June 1, 2011 2:48 pm

Getting hands-on with Dual SIM

GLOBAL – With Nokia last week announcing the Nokia X1-01 and the launch of the Nokia C2-00, both of which are Dual SIM devices, we thought it might be a good idea to cover exactly how a Dual Sim phone works, as we weren’t too sure either. Such things as how to make a phone call, or how do you know who’s ringing you, on what SIM? We’ve got hold of a Nokia X1-01, to find out.

Last week, I received the Nokia X1-01 in the post and this is the first time I’ve ever used such a device. I was curious as to how making phone calls would work. Do you need to flick a switch, or press a special button in order to make or receive calls on a certain SIM card? In short – no. It’s much easier than I had anticipated.

First of all, we covered why owning two SIM cards might be useful last week. A Dual SIM phone is only useful if you’ve got two SIM cards – which I do. My own personal one and the one I’ve removed from my work USB dongle specially for the occasion. Both on different networks, I might add.

On first boot-up, the phone welcomes you with the SIM card selection screen, where you’ll decide to use either SIM1, SIM2 or Dual SIM (both). I opted for Dual SIM as that’s what I require. The next screen is the usual homescreen you’ll see if you’ve ever used a device running Series 30 as its OS. Amongst this basic set-up – and sitting at the top – is not one operator logo, but two.
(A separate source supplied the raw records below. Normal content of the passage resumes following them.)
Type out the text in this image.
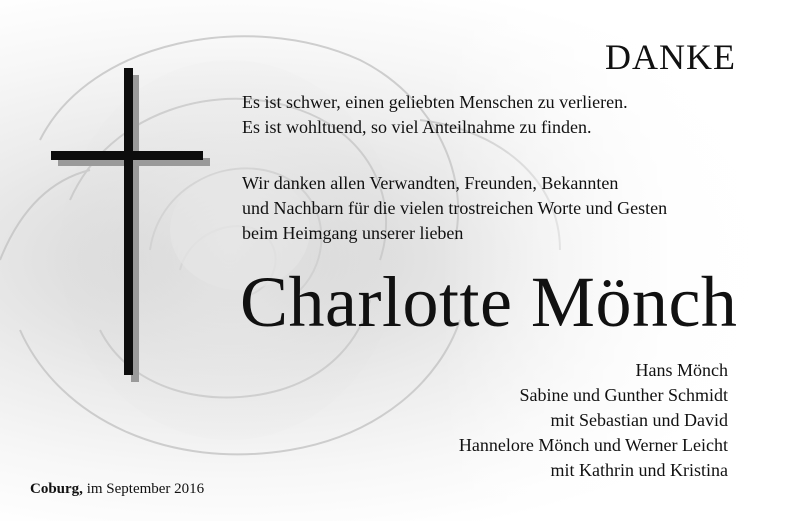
DANKE
Es ist schwer, einen geliebten Menschen zu verlieren.
Es ist wohltuend, so viel Anteilnahme zu finden.
Wir danken allen Verwandten, Freunden, Bekannten
und Nachbarn für die vielen trostreichen Worte und Gesten
beim Heimgang unserer lieben
Charlotte Mönch
Hans Mönch
Sabine und Gunther Schmidt
mit Sebastian und David
Hannelore Mönch und Werner Leicht
mit Kathrin und Kristina
Coburg, im September 2016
Both with signal strength indicators that work independently of each other.

Before diving straight in and making a telephone call, I thought I’d go to the SIM settings to see how these differ from any other non-Dual SIM phone I’ve been used to up until now. Dual SIM settings is the place where you get to control how the phone performs under certain situations. Such as Default SIM for calls, Default SIM or msgs, Standby mode where you can choose to have a one or two SIM cards active when your phone is on standby and SIM name, which is where you can name each SIM. I’ve called mine Home and Work, so it makes it easier for me to tell the two apart. Once you’ve named them, you can pick an icon for them too. Again, to make make it obvious which one is which, I’ve used the telephone symbol for my home SIM and the briefcase for my work one. Making it easier to tell the two apart, at a glance.

Selecting a different ring tone for each SIM is the where I headed next. In the Tone settings you’re asked to select the SIM you want to personalise first. Choose each SIM in turn, finding the perfect melody for a work/personal life balance. That way, you’ll know if that call is worth answering or not, when it’s beyond working hours.

Back out of the menu to return to the main screen where it’s time to make a phone call. I forgot to mention before, but it looks like the Nokia X1-01’s icon sets are built using the same design as Symbian Anna. There are new rounded icons, following the same colour coding as we can expect to see on the new devices, of the likes of the Nokia X7 or Nokia E6.

Using the phonebook or just dialling a number from the keypad is just as you’d imagine it to be. It’s not until you press the call button that you’re asked what SIM card you wish to use, unless you already specified in the SIM settings. The same can be said about sending text messages. Any incoming SMS’s are displayed with the icon you picked out in the SIM menu, too.

As I mentioned before, a Dual SIM phone is only useful if you need to use more than one SIM, but if you do I could see this phone – or the technology at least – being really useful. I particularly like the option to have the different cards use a different ring tone so I know immediately know if the call is important or not before running to make the call.

Do you have two SIM cards in two different phones? Would this technology make your life easier? Let us know.